The findings suggest that Lewy bodies (aggregates of alpha-synuclein) are problematic because they pull alpha-synuclein protein out of the nucleus of brain cells. The study, which examined the cells of living mice and postmortem brain tissue in humans, reveals that these proteins perform a crucial function by repairing breaks that occur along strands of DNA.

Alpha-synuclein’s role in DNA repair may be crucial in preventing cell death, a function lost in brain diseases such as Parkinson’s, leading to the widespread death of neurons.

Researchers found that the alpha-synuclein protein rapidly recruited to the site of DNA damage in the neurons of mice. In addition, they found increased double-strand breaks in the DNA of human tissue and mice in which the protein was clumped together in the form of Lewy bodies in the cytoplasm surrounding the cell’s nucleus. Taken together, the results suggest that alpha-synuclein plays a crucial role in binding broken strands of DNA within the cell’s nucleus.

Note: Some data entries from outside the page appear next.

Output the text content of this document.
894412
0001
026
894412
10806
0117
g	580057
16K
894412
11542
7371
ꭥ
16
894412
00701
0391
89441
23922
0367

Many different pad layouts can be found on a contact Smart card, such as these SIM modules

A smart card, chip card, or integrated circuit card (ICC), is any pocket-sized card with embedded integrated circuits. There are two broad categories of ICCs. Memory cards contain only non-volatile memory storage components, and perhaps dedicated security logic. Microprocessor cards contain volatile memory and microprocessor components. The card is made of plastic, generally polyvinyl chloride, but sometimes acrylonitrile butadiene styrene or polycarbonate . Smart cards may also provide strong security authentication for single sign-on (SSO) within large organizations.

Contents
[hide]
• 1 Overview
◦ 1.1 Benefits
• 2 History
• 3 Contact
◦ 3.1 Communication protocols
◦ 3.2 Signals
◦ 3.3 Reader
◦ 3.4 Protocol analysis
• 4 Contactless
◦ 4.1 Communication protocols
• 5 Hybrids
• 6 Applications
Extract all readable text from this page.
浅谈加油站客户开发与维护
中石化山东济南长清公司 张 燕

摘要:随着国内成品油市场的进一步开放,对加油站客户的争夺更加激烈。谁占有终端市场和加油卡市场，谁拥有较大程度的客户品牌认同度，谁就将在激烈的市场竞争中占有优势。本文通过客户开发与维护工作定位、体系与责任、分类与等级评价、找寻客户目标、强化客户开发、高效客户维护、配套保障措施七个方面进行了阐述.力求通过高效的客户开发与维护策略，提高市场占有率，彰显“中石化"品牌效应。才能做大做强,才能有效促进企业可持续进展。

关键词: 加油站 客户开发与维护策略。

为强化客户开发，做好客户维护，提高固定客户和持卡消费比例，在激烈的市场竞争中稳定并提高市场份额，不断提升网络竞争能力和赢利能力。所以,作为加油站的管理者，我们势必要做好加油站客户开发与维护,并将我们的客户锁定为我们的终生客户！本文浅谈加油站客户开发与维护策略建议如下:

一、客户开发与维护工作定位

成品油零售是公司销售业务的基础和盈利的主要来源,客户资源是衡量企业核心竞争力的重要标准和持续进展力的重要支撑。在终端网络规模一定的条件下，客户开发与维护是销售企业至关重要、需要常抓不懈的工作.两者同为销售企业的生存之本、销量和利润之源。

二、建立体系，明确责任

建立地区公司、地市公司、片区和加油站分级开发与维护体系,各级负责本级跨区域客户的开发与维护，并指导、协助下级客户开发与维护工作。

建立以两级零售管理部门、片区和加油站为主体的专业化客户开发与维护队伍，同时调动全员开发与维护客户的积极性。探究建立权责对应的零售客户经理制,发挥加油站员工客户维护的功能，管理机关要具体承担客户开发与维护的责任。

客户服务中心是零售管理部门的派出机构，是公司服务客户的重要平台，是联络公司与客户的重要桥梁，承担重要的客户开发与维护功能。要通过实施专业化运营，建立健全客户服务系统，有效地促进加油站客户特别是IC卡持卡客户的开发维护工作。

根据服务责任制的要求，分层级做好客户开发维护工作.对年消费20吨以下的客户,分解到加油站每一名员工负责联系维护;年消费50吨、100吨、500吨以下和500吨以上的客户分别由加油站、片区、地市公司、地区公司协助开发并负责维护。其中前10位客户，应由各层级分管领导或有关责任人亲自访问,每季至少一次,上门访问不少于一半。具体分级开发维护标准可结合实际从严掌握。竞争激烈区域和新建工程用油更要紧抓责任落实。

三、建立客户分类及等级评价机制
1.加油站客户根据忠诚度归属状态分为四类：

Senior author of the study, Dr Vivek Unni, an associate professor of neurology in the OHSU School of Medicine, said he hopes that these findings lead to the development of methods to deliver alpha-synuclein proteins into the nucleus of cells or designing methods to replace its function. “This is the first time that anyone has discovered one of its functions is DNA repair,” Unni said. “That’s critical for cell survival, and it appears to be a function that’s lost in Parkinson’s disease.”

The study was published in the journal Scientific Reports.